A detailed discussion of these elements to achieve the determination of the actual dose distribution delivered to normal tissues during a course of radiotherapy has been given by Jaffray et al. [183]. That paper also describes a number of future developments to achieve a high accuracy of the dose within tissues with varying volume.
The impact of dose and volume uncertainties on the generation of dose–
response data has been analysed in recent work by Kurjewicz [184]. Using the Lyman-Kutcher model for lung response, an analysis of 200 virtual experiments was performed, and it was found that uncertainties of 10% in dose and volume resulted in a significant increase in the derivation of the m parameter (slope related parameter) in the model, in addition to yielding large 95% confidence limits in the resulting parameter. The mean value and the 95% confidence levels of the n parameter (volume dependent parameter) were hardly affected.
Better knowledge of the actual dose distribution in the target volume and OAR, incorporating variations in volume in the accumulated dose determination, will allow the assessment of more accurate dose–response curves, and consequently, will yield improved input data for TCP and NTCP models. That knowledge can then be used to design and deliver the optimum treatment to an individual patient.

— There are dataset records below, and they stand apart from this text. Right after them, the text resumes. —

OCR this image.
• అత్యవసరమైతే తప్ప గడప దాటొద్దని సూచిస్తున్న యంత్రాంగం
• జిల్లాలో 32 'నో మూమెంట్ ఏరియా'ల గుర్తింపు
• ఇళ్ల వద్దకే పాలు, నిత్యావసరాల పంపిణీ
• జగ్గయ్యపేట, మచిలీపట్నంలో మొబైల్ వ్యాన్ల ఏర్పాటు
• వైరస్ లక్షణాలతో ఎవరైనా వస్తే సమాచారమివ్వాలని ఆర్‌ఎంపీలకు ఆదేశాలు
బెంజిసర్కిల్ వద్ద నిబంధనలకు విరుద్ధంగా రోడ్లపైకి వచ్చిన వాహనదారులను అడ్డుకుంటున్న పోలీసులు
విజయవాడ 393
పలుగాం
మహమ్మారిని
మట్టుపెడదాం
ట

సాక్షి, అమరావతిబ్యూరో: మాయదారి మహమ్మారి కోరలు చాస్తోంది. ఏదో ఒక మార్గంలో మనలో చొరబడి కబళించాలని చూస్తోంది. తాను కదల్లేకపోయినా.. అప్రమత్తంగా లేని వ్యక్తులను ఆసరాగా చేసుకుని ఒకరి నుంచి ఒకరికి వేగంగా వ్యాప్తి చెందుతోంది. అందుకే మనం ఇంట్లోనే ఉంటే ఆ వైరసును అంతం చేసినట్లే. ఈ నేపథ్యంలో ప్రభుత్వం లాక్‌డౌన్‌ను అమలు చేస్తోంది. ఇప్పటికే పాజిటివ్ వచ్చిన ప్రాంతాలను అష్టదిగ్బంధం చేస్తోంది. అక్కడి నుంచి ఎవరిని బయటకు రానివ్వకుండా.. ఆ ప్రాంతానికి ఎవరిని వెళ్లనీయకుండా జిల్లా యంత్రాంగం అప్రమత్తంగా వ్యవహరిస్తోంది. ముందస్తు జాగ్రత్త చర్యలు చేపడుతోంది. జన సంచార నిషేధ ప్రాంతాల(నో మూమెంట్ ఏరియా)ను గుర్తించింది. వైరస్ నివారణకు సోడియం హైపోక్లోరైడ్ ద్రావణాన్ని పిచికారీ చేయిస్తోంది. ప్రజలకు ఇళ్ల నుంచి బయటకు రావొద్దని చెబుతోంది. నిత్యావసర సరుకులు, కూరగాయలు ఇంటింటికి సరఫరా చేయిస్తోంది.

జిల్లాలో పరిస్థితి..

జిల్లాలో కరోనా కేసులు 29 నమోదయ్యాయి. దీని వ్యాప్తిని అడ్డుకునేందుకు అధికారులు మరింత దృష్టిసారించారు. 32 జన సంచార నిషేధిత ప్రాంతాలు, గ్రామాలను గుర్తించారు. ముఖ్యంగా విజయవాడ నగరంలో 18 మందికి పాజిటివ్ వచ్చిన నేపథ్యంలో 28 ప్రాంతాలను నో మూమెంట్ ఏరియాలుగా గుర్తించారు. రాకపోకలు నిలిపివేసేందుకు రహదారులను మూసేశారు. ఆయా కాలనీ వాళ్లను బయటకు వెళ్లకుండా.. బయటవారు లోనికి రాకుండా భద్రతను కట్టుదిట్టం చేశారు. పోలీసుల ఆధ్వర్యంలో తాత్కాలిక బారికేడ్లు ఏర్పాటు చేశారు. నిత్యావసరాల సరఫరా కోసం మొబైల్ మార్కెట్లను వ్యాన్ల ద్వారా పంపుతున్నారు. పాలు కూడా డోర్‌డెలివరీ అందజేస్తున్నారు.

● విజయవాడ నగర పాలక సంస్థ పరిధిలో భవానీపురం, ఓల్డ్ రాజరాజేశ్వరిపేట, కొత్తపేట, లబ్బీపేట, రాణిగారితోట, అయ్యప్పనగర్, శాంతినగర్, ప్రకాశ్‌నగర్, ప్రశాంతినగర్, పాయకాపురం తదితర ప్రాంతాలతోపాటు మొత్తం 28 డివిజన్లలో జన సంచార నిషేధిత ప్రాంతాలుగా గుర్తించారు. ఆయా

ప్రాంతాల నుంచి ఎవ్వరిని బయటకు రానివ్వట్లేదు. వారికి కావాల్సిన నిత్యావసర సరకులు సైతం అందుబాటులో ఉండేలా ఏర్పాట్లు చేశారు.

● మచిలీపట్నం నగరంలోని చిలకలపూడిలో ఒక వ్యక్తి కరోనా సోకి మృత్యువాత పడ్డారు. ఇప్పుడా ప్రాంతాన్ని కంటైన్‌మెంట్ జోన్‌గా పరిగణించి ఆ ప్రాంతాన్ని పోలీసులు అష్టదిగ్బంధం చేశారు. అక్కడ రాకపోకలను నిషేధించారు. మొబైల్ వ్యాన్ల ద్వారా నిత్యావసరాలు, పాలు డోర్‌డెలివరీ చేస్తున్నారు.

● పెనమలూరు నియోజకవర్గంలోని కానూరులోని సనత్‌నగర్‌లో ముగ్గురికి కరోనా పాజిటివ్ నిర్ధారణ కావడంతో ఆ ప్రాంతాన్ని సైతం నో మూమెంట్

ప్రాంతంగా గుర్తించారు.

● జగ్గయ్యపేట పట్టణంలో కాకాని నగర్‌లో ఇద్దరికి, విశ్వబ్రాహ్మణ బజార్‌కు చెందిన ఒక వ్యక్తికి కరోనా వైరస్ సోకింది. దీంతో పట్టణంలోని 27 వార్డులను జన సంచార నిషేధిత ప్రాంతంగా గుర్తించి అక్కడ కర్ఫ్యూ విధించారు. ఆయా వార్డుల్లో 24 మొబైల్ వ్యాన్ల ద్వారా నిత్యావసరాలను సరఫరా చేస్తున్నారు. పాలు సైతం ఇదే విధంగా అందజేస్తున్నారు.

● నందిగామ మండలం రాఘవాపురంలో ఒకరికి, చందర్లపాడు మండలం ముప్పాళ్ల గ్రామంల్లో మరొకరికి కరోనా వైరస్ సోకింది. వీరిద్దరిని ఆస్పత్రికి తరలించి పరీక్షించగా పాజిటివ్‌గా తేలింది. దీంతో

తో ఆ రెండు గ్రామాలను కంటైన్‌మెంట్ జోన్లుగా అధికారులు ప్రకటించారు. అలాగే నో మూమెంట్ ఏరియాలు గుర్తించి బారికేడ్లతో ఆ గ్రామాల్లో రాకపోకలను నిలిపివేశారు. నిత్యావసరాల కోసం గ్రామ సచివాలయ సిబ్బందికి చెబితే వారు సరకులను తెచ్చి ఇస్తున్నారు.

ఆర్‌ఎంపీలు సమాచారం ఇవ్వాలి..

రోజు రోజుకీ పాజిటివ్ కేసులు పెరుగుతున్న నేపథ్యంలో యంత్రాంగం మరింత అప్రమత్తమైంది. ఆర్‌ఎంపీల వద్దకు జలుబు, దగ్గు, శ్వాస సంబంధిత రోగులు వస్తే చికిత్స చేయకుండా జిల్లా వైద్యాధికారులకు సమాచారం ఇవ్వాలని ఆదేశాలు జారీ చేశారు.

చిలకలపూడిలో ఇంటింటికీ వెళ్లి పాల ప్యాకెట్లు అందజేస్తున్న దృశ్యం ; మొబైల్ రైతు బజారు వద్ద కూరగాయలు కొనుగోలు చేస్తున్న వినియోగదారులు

It should be noted that the total dose map may not be representative for the overall radiobiological effect of the dose, as fractionated dose values can theoretically not be accumulated in a linear way. The effect will be more pronounced for strategies with strong dose variations, for instance, when applying a high dose per fraction. However, in a theoretical study for some typical radiotherapy techniques, Bortfeld and Paganetti [185] showed that a standard deviation of the daily dose fraction of 10% leads to a dose accumulation error due to radiobiological effects of less than 1%. Also, a recent study of the evaluation of the radiobiological impact of anatomical modifications during radiotherapy for head and neck cancer showed that taking radiobiological effects into account while accumulating total dose leads to very small differences compared with a simple linear sum of the dose fractions [186]. For adaptive strategies that make use of the total dose in a limited number of voxels instead of the whole target volume, it might be worthwhile to take radiobiological effects into account.
The level of accuracy of the dose in a volume achievable in practice will be elucidated in Section 6.6, while in Section 7.6.4 the various aspects related to the decision of when to replan a patient will be discussed in more detail.